Bloss nicht zu gross werden

Je nach Rang und Grösse der Kollegen wachsen bestimmte Buntbarsche schnell oder langsam. Die Regel dabei: bloss nicht grösser werden als die ranghöheren Artgenossen. Denn dann droht der Familienverweis.
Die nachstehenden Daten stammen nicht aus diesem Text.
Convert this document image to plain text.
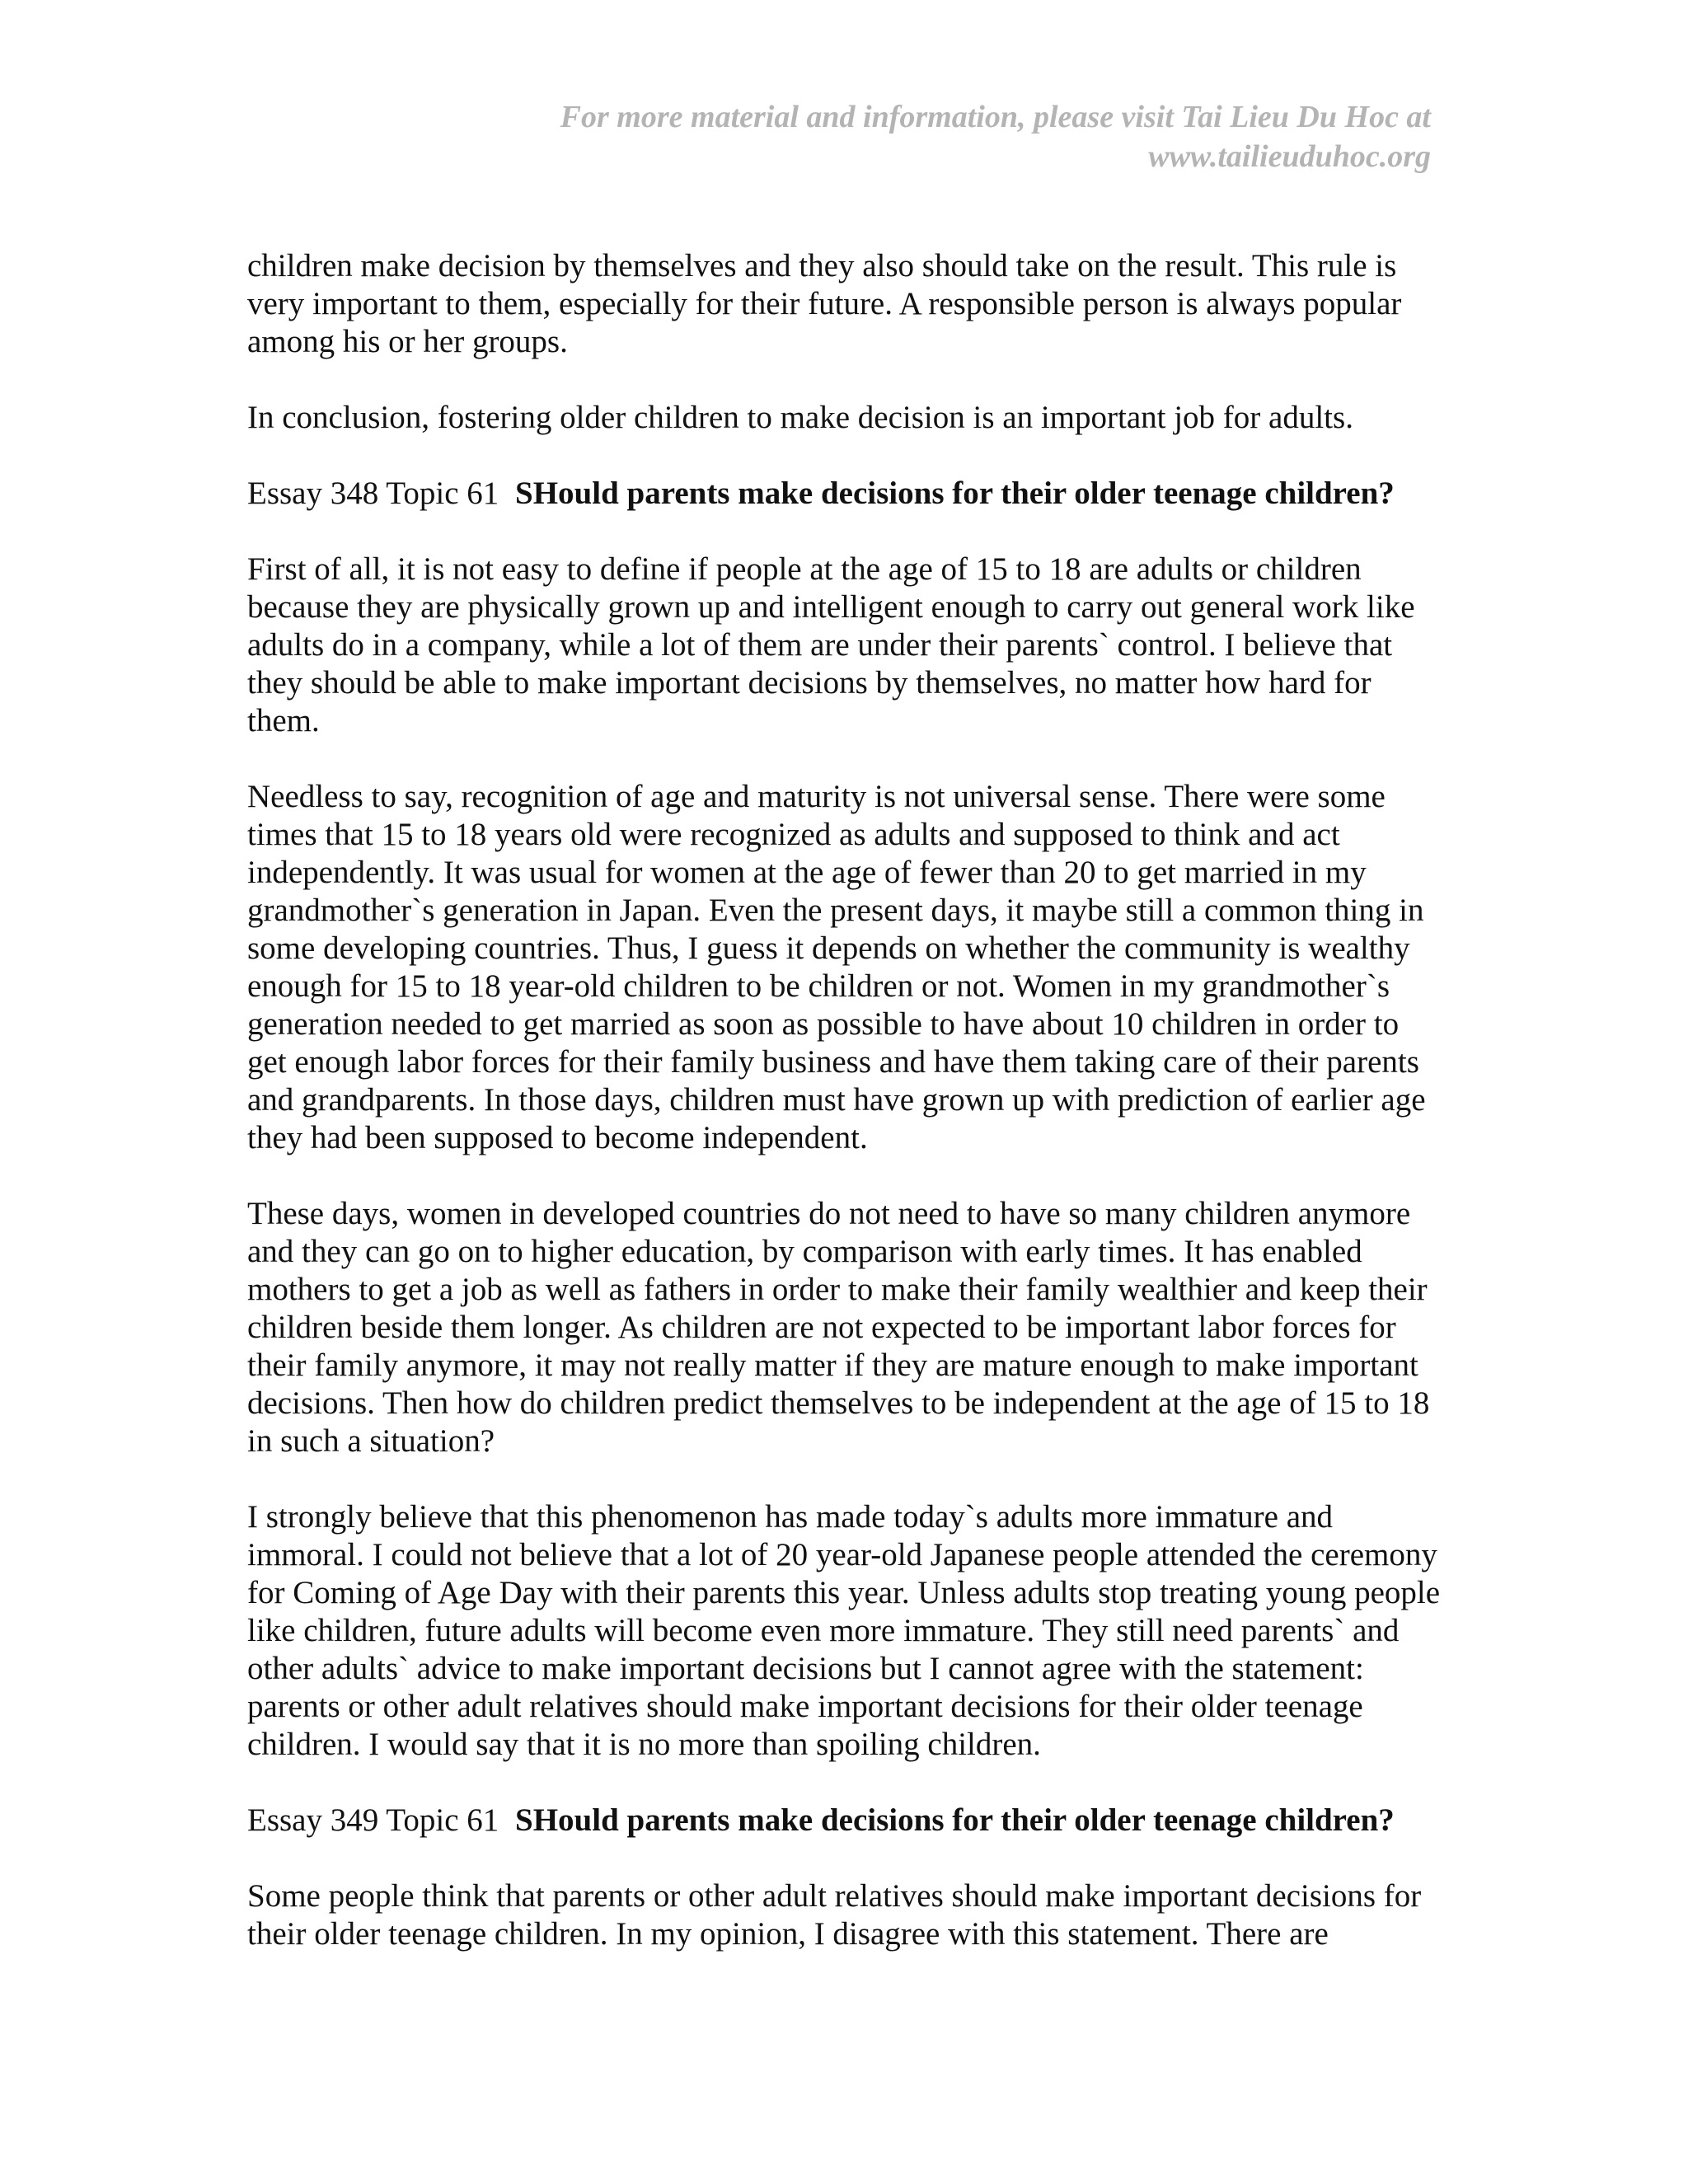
For more material and information, please visit Tai Lieu Du Hoc at
www.tailieuduhoc.org

children make decision by themselves and they also should take on the result. This rule is very important to them, especially for their future. A responsible person is always popular among his or her groups.

In conclusion, fostering older children to make decision is an important job for adults.

Essay 348 Topic 61 SHould parents make decisions for their older teenage children?

First of all, it is not easy to define if people at the age of 15 to 18 are adults or children because they are physically grown up and intelligent enough to carry out general work like adults do in a company, while a lot of them are under their parents` control. I believe that they should be able to make important decisions by themselves, no matter how hard for them.

Needless to say, recognition of age and maturity is not universal sense. There were some times that 15 to 18 years old were recognized as adults and supposed to think and act independently. It was usual for women at the age of fewer than 20 to get married in my grandmother`s generation in Japan. Even the present days, it maybe still a common thing in some developing countries. Thus, I guess it depends on whether the community is wealthy enough for 15 to 18 year-old children to be children or not. Women in my grandmother`s generation needed to get married as soon as possible to have about 10 children in order to get enough labor forces for their family business and have them taking care of their parents and grandparents. In those days, children must have grown up with prediction of earlier age they had been supposed to become independent.

These days, women in developed countries do not need to have so many children anymore and they can go on to higher education, by comparison with early times. It has enabled mothers to get a job as well as fathers in order to make their family wealthier and keep their children beside them longer. As children are not expected to be important labor forces for their family anymore, it may not really matter if they are mature enough to make important decisions. Then how do children predict themselves to be independent at the age of 15 to 18 in such a situation?

I strongly believe that this phenomenon has made today`s adults more immature and immoral. I could not believe that a lot of 20 year-old Japanese people attended the ceremony for Coming of Age Day with their parents this year. Unless adults stop treating young people like children, future adults will become even more immature. They still need parents` and other adults` advice to make important decisions but I cannot agree with the statement: parents or other adult relatives should make important decisions for their older teenage children. I would say that it is no more than spoiling children.

Essay 349 Topic 61 SHould parents make decisions for their older teenage children?

Some people think that parents or other adult relatives should make important decisions for their older teenage children. In my opinion, I disagree with this statement. There are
Von Sabine Olff 03. November 2004

Fische wachsen ihr Leben lang. Damit unterscheiden sich die Wasserbewohner von Menschen, Säugetieren und Vögeln, die teils mit dem Alter sogar wieder kleiner werden. Der Körperumfang geht bei Fischen, die in Gruppen zusammenleben, mit dem Rang einher. So sind etwa bei den Tanganjikasee-Buntbarschen der Art Neolamprologus pulcher die Aufgaben abhängig von der Körpergrösse klar verteilt. Die grössten Fische pflanzen sich fort, die kleineren dürfen nur bei der Brutpflege helfen. Um nicht als Konkurrent zu gelten und deshalb aus der Familie verbannt zu werden, wahren die Helfer einen sicheren Grössenabstand zu den Brütern: Sie wachsen langsam, wenn sie kleine Fischeltern unterstützen, und schnell, wenn sie grossen Kollegen helfen. «Sie bleiben damit stets kleiner als die ranghöheren Gruppenmitglieder», erklärt Dik Heg von der Abteilung für Verhaltensbiologie am Zoologischen Institut der Universität Bern, der die Beobachtungen kürzlich in den «Biology Letters» der Proceedings of the Royal Society veröffentlicht hat.

Buntbarsch
Ein Tanganjikasee-Buntbarsch hilft in der Kinderstube und hält die Brutstätte sauber. Bild: Ralph Bergmüller
Ringaquarium
Dik Heg (rechts) auf Beobachtungsposten im Berner Aquarium. Bild: Ralph Bergmüller

Bedingungen wie im Tanganjikasee

Normalerweise leben Hegs Untersuchungsobjekte im afrikanischen Tanganjikasee. Der «strategischen Wachstumsentscheidung» kam der Niederländer zusammen mit seinem Team jedoch im Berner Labor auf die Spur. In einem ringförmigen 7200 Liter fassenden Aquarium richteten die Zoologen 32 transparente Kammern ein. Bei Temperaturen wie im Tanganjikasee siedelten sie in jedem Abteil eine vierköpfige Buntbarsch-Gruppe an. Alle Fische wurden zu Beginn des Experiments gewogen und vermessen. In jeder Kammer schwammen ein Brutweibchen sowie zwei männliche Helfer. Zu 16 Gruppen setzten die Forscher im Vergleich zum Brutweibchen ein grösseres, zu den verbleibenden 16 Gruppen ein kleineres Brutmännchen. Die beiden Helfer waren unterschiedlich gross und beide kleiner als die Brüter. Danach hatte jede Gruppe über 30 Tage lang Zeit für die Familienplanung. Anschliessend nahmen die Forscher erneut Mass.

Buntbarsch-Familie
Die vierköpfigen Buntbarsch-Familien tummeln sich in ihren Aquarien-Kammern. Bild: Ralph Bergnüller

Wachstum dem Rang angepasst

Die Auswertung der Daten zeigte eindeutig, dass die Helfer in Gruppen mit grossen Brutmännchen schneller in die Länge schiessen als solche in Gruppen mit kleinen Brutmännchen. Im Berner Aquarium nahmen die Helfer in Gesellschaft von gross gewachsenen Artgenossen um fast ein Viertel mehr an Körperlänge zu als unter klein gewachsenen Kollegen. Bei der Analyse des Gewichts stellten die Verhaltensbiologen dagegen fest, dass alle Helfer ungefähr gleich viel zugenommen hatten - egal mit welchem Brutmännchen sie zusammen lebten. Bot sich einem Helfer jedoch die Gelegenheit selbst zu brüten, wurde er rasch länger und auch schwerer. Hegs Fazit: «Erst wenn die Buntbarsche selbständig sind, dürfen sie nach Lust und Laune wachsen.»